Volume 3, Issue 5 (May 2006)
Study on Flaking Process in Bearings by White Etching Area Generation
White etching area (WEA) is widely known as a microstructural change caused by rolling contact fatigue of a bearing. It has been reported that early flaking accompanied by the WEA occurred in such bearings as those for automotive alternators, and effective measures have been demanded. The WEA type microstructural change has so far been studied in detail, particularly for butterfly, which was metallographically characterized as follows: First, the WEA coexists with microcracks, which was initiated by nonmetallic inclusions and extended at the angle of 45 deg to the raceway. Second, according to the TEM study, the WEA consists of ultrafine grain as small as approximately 10 nm in diameter. The authors want to establish a counter measure against the early flaking from a material side. Its realization requires the clarification of flaking processes, especially the cause-effect relationship between microcrack and WEA, so that an appropriate measure is taken in the prevention of microcrack or WEA itself. In this study, high carbon chromium bearing steel (JIS SUJ2) specimens containing voids with a few µm diameter were prepared through powder metallurgy, and were subjected to rolling contact fatigue tests by thrust-type testers. Many 45 deg microcracks and WEA initiated by the voids were successfully reproduced just below the raceway.
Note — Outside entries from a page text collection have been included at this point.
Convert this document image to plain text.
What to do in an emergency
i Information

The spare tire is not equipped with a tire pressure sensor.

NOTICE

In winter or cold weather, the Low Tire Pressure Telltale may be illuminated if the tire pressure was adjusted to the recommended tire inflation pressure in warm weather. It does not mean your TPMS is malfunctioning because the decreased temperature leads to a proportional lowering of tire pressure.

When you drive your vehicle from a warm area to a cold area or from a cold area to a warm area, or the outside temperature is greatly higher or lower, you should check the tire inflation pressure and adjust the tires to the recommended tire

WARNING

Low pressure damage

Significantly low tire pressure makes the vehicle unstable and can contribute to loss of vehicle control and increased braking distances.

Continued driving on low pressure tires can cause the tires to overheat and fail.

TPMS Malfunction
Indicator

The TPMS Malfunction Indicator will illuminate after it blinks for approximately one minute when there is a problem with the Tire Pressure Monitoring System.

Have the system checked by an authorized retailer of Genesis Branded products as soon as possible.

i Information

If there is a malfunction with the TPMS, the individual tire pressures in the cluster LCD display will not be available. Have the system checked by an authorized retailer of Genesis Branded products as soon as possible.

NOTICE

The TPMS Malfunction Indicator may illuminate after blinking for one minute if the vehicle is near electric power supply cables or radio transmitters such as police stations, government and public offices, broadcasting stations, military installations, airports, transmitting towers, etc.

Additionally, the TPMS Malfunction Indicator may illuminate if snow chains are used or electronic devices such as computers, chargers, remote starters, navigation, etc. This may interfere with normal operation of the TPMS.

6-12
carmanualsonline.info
It was found by observation that a microcrack forms first and then WEA generation follows. In addition, the stress analysis by computer simulations found out that WEA generates only in the hydrostatic compressive region localized by the presence of the microcrack. Therefore, WEA in rolling contact fatigue is a secondary phenomenon preceded by a microcrack. It was concluded that an effective counter measure against the early flaking with WEA is to improve the resistance to microcrack initiation during rolling contact fatigue.